Горгиас кружил по келье. Уилфред не уставал повторять, что речь идет о секретном тексте, но если это так, зачем он поделился тайной с Генсериком? Рука болела, однако он старался не обращать на нее внимания. И зачем граф запер его здесь? И почему, если этот документ так важен, он не интересуется, как идут дела?
Нет, все это полная бессмыслица, и единственное объяснение заключается в том, что Генсерик действует на свой страх и риск. Он украл у него пергамент только с латинским текстом, а теперь хочет перевести его на греческий.
К концу дня Горгиас решил, что Генсерику известно об огромной власти, которой обладает пергамент, – ведь даже Уилфред говорил о нем со страхом, хотя и не объяснял причину. Видимо, Генсерик хочет обладать этой властью и ради ее достижения не остановится даже перед убийством.
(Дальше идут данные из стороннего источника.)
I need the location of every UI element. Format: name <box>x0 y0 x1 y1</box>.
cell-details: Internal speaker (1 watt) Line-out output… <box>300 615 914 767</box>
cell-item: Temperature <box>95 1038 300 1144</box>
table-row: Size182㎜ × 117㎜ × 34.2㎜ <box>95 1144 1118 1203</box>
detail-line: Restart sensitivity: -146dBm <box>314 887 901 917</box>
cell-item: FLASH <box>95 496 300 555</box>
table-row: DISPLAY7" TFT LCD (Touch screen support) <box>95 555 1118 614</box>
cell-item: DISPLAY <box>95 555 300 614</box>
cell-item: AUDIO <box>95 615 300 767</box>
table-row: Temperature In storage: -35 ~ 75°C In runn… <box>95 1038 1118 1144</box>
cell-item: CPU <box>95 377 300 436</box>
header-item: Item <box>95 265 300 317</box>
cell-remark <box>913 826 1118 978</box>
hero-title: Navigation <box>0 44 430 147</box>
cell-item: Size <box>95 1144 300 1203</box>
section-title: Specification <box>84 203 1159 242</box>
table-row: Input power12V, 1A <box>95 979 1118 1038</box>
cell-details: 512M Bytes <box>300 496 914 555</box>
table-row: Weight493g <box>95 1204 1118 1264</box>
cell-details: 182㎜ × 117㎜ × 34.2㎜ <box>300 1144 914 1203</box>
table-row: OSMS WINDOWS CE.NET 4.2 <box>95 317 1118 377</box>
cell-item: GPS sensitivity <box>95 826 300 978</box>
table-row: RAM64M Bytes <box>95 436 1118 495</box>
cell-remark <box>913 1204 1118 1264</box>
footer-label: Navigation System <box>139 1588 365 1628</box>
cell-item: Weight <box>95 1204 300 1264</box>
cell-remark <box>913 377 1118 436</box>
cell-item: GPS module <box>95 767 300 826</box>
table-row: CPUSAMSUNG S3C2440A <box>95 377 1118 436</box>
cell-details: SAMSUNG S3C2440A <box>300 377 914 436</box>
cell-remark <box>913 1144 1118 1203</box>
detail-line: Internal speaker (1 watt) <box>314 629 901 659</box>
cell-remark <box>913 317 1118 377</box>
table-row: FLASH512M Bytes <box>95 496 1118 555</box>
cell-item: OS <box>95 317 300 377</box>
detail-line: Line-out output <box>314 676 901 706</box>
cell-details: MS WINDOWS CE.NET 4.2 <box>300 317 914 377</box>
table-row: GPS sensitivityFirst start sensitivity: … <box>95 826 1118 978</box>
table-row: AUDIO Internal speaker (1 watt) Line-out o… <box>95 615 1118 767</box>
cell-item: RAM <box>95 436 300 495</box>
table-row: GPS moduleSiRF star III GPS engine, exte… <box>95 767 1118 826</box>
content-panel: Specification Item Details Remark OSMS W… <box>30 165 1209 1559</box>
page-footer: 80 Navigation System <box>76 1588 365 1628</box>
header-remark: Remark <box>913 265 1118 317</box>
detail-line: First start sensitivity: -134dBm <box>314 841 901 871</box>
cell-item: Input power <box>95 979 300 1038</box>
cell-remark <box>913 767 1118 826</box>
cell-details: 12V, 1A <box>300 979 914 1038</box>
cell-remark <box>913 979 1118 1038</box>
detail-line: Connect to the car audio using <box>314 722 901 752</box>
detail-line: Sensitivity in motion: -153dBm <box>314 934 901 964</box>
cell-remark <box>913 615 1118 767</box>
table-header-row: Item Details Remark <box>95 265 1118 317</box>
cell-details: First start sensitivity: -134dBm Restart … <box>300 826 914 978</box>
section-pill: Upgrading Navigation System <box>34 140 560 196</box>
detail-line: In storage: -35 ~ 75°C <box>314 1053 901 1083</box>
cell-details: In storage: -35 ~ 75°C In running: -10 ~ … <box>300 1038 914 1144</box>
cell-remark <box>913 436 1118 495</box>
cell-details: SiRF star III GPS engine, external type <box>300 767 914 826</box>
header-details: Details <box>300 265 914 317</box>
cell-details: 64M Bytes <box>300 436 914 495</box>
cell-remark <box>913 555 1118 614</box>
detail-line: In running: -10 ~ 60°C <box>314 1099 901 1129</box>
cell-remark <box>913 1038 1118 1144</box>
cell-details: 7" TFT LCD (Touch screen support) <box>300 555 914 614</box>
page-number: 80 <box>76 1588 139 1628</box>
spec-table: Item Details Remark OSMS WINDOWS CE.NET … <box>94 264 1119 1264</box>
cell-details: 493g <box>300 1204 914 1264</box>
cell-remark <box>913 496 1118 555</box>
Горгиас еще раз внимательно просмотрел текст, который переписывал, сравнил его с латинским оригиналом и подсчитал, что при таком ритме закончит работу дней через десять. За это время он должен попытаться спасти свою жизнь.
Вскоре у него был готов план, как выбраться из застенков.
Генсерик обычно появлялся здесь после терции, проводил несколько минут в крипте, после чего через вращающийся механизм в двери передавал ему еду. Иногда, в ожидании очередной порции текста, коадъютор оставлял механизм открытым, и это можно было использовать. Механизм представлял собой вертикально расположенный бочонок с заслонками, за которыми находилось пустое пространство, куда мог бы пролезть поросенок, но никак не человек. Тем не менее, если отвлечь Генсерика, через эту дыру можно схватить его за руку и заставить открыть задвижку.
Была среда. Горгиас решил осуществить свой хитроумный план в воскресенье, чтобы успеть вытащить четыре винта, с помощью которых крепились заслонки.
В четверг вечером он вытащил первый, залепив поврежденное место хлебом, вымоченным в черных чернилах, в пятницу – второй и третий, но четвертый в субботу никак не поддавался. Горгиас трудился без устали, пока раненая рука не заставила его закончить. Спал он плохо.